Regulators Concerned About Risks in $75 Trillion Shadow Banking Sector

By | March 26, 2015

Authorities are nowhere near to fully understanding “shadow banking” as the $75 trillion sector morphs and grows under the influence of new technology and regulation, a top markets supervisor said on Wednesday.

Shadow banking refers to the supply of credit outside traditional banks, such as from private equity investors, money market funds, insurers, repurchase agreements and securities lending.

The group of 20 economies (G20) agreed during the 2007-09 financial crisis that the opaque sector should be better supervised, fearing that as traditional banks become more regulated, risky lending activities would migrate there. But progress has been slow.

“After 10 years of being a hot topic there isn’t a consensus yet,” Ashley Alder, chief executive of Hong Kong’s Securities and Futures Commission, told a CityWeek conference in London.

“Is it banking or is it part of market-based finance? What are we going to do about it? We are nowhere near the finishing line,” he said.

So far, regulators have limited themselves to tighter supervision of the sector and rules which make it more expensive for hedge funds and insurance companies to raise funds from loaning shares from the end of 2017.
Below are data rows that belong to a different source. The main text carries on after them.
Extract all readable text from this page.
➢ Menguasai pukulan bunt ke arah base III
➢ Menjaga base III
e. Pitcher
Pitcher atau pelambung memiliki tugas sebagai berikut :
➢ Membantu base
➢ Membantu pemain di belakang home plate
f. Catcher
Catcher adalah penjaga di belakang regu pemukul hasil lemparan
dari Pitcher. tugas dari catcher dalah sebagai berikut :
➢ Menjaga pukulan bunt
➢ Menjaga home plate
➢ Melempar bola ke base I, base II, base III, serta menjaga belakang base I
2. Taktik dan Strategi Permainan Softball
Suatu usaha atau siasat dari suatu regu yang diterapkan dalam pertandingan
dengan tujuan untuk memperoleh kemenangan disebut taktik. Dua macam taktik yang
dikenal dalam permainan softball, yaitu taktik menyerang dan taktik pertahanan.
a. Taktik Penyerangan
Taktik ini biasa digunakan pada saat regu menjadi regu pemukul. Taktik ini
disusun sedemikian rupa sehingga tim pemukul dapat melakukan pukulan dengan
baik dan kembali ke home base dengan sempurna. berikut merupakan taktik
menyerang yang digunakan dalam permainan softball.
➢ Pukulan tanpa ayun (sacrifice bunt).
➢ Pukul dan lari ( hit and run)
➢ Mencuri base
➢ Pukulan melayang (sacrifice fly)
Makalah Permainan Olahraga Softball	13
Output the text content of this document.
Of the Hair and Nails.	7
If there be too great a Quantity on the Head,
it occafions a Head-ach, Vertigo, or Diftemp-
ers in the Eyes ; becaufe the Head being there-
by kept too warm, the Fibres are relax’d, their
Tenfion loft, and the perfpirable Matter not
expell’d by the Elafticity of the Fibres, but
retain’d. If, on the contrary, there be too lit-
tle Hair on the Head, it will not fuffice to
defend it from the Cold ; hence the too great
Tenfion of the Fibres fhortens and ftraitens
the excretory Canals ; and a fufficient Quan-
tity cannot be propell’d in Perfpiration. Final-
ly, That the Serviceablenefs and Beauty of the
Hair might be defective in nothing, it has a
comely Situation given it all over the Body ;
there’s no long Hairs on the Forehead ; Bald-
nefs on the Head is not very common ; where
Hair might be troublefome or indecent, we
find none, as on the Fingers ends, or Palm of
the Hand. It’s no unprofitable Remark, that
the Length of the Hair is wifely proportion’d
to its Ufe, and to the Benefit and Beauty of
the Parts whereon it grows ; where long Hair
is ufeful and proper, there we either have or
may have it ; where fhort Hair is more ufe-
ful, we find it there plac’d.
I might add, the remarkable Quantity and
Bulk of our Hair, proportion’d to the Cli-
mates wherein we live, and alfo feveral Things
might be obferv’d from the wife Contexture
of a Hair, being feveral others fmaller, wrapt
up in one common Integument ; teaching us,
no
But shadow banking continues to grow, as credit from traditional banks has shrunk in the face of tougher rules on lending quality and capital requirements. The sector reached $75 trillion in 2013, up $5 trillion on the year before, according to G20 figures.

Part of the problem is that today’s shadow banking sector is not the same as it was back during the crisis, Alder said.

New players such as asset managers have become lenders, as they hunt for yield in a low interest rate environment.

Advances in technology – which mean there are far more ways of linking credit with borrowers, such as the use of mobile phones in Africa – have also created a new set of financial actors in what Alder dubs “modern” shadow banking.

He cited other developments such as Chinese e-commerce giant Alibaba teaming up with Lending Club to offer peer-to-peer lending for U.S. customers.

The sector is also filling the credit void left by banks, particularly in financing small companies, thereby fitting in with the G20’s emphasis on economic growth, Alder said, meaning regulators are wary of introducing a slew of new rules in case they choke off funding.

There was disagreement among regulators over what should be done, Alder said. “We need to properly identify what we are talking about. What do we do about big asset managers who have invested in credit markets?” he added.